Молодежь стала шумно собираться, Владимир Карлович тоже выразил желание ехать, уже надел теплые боты, но Мальва Николаевна его не пустила. Потом бегали по обледеневшему Ленинскому проспекту, с риском для жизни ловили редкие такси. От молодой жены Синицын свою клоунскую обиду, конечно, утаил. Лёся была так счастливо-весела в тот вечер.
В цирке все Синицына поздравили и стали звать «Академик Бутерброд». Когда Синицын приступил к Ромашке, чтобы выяснить автора прозвища, Роман, сведя глаза к переносице и испуганно моргая, пролепетал:
— Честное слово, не я…
И продолжал старательно называть Синицына старым прозвищем «Птица». А силовой жонглер Рюмин, проходя мимо Синицына по коридору, пропел:
Ромашка сразу же повис на Синицыне и висел, пока Рюмин не скрылся из виду.
— Бешеный ты все-таки, Птица, — со вздохом констатировал Роман.
Но это только досадные мелочи — Синицын был счастлив. Его жизнь, казалось ему, теперь наконец-то сложилась во что-то целое, круглое, радостное и прочное. Незыблемо прочное.
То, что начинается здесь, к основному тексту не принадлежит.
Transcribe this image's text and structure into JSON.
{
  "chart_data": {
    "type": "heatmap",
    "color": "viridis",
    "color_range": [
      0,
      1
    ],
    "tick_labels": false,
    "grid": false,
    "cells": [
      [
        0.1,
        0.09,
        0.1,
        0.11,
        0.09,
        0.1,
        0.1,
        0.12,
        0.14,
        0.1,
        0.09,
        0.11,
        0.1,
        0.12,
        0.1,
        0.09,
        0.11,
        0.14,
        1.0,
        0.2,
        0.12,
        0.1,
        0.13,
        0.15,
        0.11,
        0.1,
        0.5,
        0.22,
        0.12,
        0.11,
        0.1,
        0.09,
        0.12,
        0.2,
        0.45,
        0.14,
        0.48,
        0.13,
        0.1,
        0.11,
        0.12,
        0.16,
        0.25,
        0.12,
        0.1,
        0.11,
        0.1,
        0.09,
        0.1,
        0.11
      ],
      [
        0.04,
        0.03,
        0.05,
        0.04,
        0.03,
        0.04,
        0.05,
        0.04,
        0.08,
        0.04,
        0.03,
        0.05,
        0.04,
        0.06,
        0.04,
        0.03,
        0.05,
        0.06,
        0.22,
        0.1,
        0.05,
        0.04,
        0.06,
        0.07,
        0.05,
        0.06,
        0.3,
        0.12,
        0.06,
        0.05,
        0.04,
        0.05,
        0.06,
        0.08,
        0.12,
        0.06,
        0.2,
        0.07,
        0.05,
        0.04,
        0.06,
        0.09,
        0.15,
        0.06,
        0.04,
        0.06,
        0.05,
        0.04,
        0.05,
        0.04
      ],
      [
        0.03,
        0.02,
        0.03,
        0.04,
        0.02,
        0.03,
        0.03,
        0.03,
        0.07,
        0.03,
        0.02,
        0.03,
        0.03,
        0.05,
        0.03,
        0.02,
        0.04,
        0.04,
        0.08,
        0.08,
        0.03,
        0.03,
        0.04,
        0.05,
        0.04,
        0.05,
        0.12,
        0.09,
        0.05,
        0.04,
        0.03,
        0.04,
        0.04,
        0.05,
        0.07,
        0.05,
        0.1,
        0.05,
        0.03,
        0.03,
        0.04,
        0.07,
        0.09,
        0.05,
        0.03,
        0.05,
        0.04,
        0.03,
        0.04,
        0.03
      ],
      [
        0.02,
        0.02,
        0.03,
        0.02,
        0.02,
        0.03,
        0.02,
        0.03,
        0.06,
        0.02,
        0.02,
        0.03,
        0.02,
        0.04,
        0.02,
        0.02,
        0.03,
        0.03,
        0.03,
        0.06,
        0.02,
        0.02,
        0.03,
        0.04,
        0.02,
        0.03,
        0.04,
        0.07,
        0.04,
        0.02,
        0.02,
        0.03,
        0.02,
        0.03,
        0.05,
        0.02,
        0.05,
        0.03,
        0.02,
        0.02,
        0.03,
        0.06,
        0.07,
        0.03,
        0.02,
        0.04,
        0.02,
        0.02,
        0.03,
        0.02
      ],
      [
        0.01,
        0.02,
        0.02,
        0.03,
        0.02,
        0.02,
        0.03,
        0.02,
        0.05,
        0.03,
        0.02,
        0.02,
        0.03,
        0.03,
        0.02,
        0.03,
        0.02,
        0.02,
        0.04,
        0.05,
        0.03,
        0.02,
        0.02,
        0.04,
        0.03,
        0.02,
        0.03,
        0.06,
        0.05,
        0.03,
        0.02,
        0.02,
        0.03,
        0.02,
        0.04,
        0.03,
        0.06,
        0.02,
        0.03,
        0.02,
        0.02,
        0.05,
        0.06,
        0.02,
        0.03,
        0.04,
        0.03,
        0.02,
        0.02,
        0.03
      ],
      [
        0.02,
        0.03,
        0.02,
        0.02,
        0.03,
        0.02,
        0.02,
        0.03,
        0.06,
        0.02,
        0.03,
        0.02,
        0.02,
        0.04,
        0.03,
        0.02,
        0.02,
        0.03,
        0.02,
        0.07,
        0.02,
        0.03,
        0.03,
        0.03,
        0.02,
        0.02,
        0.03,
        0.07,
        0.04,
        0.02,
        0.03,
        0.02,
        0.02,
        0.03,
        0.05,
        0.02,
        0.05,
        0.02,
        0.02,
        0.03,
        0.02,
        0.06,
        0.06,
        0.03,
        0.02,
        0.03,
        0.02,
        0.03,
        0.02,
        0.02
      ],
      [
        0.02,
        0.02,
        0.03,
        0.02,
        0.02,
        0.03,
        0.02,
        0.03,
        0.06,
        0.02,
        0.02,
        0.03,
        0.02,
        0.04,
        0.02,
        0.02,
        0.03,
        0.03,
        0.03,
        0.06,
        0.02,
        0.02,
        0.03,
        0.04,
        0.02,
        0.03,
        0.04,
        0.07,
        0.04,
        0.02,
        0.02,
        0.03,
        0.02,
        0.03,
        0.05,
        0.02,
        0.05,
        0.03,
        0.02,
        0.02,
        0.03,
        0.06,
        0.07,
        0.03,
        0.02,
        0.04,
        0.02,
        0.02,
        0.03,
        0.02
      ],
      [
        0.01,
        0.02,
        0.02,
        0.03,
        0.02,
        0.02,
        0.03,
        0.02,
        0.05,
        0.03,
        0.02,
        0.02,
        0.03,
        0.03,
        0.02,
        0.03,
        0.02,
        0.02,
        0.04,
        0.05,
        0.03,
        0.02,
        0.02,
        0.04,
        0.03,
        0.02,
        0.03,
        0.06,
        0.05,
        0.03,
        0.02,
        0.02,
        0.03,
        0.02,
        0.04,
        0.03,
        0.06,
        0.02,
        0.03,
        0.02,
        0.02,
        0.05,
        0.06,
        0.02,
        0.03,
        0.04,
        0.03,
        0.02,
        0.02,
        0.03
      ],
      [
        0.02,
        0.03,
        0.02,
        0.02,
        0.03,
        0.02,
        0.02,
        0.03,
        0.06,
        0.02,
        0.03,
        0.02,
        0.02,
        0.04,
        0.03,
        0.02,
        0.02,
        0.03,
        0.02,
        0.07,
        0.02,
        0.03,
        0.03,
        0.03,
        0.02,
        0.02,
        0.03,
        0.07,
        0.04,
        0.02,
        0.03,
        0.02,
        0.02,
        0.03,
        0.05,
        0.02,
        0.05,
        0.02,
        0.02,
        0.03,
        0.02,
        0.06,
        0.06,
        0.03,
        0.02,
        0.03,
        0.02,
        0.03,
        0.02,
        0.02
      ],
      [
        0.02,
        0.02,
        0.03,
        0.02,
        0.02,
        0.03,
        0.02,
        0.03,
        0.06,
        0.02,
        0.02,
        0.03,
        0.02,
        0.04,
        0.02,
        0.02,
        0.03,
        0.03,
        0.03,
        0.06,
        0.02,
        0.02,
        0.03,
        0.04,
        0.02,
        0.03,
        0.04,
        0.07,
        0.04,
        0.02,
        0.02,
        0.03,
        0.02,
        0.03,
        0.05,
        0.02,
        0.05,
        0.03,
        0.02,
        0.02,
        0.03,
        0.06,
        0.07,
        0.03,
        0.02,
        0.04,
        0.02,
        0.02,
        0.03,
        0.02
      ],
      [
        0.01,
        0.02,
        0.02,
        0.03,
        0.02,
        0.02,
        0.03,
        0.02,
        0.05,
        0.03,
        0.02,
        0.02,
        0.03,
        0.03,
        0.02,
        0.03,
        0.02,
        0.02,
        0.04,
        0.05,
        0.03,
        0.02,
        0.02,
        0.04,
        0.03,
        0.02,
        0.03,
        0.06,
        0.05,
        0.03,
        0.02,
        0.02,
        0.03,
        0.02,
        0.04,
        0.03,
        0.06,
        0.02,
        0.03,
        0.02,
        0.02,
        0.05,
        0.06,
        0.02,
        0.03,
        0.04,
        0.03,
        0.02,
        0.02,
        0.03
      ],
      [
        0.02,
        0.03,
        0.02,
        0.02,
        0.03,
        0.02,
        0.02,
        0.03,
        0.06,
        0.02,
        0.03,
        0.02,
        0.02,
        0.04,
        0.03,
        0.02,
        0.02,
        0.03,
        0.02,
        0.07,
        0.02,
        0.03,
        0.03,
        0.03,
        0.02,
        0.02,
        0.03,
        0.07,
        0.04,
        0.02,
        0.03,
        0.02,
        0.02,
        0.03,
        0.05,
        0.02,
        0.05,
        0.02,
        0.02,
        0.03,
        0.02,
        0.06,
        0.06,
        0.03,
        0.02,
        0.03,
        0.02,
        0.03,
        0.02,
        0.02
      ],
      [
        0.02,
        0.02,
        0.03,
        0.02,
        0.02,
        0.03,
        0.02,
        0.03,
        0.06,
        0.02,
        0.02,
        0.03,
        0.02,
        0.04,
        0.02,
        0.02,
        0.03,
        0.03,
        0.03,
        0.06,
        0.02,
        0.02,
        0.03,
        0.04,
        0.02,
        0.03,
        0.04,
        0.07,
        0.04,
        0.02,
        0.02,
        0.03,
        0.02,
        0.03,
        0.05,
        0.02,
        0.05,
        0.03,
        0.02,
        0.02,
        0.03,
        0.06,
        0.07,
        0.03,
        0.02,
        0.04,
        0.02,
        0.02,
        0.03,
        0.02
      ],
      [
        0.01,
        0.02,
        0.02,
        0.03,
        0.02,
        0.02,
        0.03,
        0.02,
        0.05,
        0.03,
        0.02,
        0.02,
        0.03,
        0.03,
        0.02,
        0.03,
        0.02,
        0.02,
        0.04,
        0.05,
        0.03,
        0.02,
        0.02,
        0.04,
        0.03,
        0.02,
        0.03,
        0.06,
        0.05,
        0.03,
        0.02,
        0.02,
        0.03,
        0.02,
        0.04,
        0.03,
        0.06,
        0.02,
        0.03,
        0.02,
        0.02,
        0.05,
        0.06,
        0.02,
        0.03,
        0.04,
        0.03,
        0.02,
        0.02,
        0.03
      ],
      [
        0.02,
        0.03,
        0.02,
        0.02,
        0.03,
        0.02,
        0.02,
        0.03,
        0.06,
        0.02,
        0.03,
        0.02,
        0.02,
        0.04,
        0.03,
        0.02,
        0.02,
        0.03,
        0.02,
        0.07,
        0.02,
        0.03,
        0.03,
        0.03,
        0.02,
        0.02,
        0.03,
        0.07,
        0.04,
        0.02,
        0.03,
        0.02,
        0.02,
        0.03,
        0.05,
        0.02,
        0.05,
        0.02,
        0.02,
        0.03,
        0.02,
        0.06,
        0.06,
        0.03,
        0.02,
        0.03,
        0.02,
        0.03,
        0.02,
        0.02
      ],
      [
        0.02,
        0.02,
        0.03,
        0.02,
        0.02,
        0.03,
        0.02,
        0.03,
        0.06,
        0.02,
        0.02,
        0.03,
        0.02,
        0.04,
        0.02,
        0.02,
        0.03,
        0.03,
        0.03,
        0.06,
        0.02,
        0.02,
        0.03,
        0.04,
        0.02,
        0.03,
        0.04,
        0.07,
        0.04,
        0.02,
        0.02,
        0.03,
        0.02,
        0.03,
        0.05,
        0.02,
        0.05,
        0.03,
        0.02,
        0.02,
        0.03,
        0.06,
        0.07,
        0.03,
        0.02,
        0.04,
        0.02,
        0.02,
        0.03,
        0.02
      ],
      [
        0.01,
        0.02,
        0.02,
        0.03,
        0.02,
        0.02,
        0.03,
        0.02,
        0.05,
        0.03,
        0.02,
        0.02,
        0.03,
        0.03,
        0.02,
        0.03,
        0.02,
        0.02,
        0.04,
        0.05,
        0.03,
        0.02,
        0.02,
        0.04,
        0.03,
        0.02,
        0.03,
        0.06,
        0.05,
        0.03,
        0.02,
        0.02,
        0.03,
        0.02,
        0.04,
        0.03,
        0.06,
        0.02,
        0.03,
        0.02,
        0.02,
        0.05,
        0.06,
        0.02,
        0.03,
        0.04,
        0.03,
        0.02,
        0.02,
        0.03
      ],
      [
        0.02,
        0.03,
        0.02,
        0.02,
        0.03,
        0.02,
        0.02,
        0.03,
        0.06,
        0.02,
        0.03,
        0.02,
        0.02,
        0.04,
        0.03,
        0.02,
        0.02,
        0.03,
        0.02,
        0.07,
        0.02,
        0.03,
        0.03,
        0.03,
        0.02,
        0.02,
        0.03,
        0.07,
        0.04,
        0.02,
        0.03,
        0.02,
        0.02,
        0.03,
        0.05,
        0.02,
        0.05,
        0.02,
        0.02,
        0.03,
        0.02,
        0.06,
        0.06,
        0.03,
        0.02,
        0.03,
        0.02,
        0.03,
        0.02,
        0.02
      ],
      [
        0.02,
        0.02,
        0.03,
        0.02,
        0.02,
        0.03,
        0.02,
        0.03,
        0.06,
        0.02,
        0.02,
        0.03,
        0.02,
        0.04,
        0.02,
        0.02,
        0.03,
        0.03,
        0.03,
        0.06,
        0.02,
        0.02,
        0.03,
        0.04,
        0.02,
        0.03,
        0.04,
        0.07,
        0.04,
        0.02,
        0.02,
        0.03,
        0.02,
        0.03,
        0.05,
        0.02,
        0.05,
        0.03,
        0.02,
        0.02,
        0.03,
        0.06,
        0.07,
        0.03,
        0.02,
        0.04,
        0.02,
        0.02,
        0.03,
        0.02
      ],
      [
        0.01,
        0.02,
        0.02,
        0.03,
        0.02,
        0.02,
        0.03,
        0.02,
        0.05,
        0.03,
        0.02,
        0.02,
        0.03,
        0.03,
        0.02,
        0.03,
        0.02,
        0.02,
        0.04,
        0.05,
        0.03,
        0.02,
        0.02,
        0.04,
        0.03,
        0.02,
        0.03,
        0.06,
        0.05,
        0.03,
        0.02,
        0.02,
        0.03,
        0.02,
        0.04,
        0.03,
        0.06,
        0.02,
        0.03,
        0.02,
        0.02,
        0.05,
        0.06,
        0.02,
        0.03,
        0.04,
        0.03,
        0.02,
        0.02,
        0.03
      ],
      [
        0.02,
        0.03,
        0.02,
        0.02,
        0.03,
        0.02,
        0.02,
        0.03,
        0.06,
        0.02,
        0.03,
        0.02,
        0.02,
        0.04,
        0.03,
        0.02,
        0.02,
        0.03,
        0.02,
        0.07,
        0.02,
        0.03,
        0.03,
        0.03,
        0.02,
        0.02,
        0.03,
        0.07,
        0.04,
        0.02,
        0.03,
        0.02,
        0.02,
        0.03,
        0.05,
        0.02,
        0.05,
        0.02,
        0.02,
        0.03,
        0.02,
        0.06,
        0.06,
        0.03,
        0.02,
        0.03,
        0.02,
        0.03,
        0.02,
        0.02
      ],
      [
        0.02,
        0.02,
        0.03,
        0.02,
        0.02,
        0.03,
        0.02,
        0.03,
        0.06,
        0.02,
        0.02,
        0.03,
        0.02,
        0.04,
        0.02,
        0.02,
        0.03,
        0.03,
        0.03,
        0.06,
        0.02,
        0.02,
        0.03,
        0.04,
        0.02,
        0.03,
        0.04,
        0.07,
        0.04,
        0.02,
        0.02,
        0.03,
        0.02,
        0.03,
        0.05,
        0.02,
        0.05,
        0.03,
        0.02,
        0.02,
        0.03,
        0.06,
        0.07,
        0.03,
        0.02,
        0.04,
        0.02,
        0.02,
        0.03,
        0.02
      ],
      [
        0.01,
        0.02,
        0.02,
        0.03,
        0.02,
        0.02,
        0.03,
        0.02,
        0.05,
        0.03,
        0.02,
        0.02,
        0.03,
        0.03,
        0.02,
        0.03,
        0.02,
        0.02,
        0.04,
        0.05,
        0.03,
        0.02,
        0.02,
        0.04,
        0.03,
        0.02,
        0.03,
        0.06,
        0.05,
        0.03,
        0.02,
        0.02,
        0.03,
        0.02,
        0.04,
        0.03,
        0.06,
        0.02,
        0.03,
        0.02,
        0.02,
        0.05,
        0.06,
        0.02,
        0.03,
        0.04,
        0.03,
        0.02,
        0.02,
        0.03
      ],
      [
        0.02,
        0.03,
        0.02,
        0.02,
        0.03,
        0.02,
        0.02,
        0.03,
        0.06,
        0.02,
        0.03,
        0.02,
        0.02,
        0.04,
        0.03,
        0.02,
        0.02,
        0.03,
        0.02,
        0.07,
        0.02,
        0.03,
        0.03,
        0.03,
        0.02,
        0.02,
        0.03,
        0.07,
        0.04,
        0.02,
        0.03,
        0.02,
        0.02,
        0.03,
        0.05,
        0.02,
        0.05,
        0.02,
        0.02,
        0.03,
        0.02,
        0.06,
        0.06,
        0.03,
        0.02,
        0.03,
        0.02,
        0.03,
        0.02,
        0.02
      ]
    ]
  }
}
Правда, что-то толкнулось в душу, когда услышал, что в новой программе будут работать сестры Челубеевы, но это только так, на мгновение выбило Синицына из счастливого круга. Полина теперь стала для него лицом почти нереальным, будто бы читал о такой женщине или рассказывал о ней кто-то за тесным дружеским столом.
Женщина из чужой жизни.
Как не везло ему до Лёси с женщинами! Боже мой, как не везло!
Тогда, в училище, с Ларисой. Комсомольские концертные бригады на целину. Они с Ларисой работали партерную акробатику. Бесконечные переезды по ровной, как доска, голой степи, ночевки в крытом кузове грузовика, по пустым клубам или просто в стогах.
Когда Лариса, уже в Москве, сказала ему, что беременна, он разревелся. Она не ревела, а он разревелся.
Мама была еще жива. Он хорошо помнит их комнату в двухэтажном деревянном доме на Собачьей площадке. Окнами на скверик. Мальчишки почему-то верили, что этот скверик — бывшее собачье кладбище. От той обстановки у него осталась тяжелая ребристая тумба с бронзовыми накладками — подставка под давно проданную бронзовую лампу — и, конечно, отцовский портрет в широкой темной раме. Кстати, мамину фотографию — в меховом воротнике мама и в черной шляпке — надо срочно обрамить и повесить. Руки не доходят.
Он пришел и прямо сказал маме, что Лариса беременна. Лариса не пошла. Ждала его в скверике на скамейке. Осень тогда была поздняя. Рано смеркалось.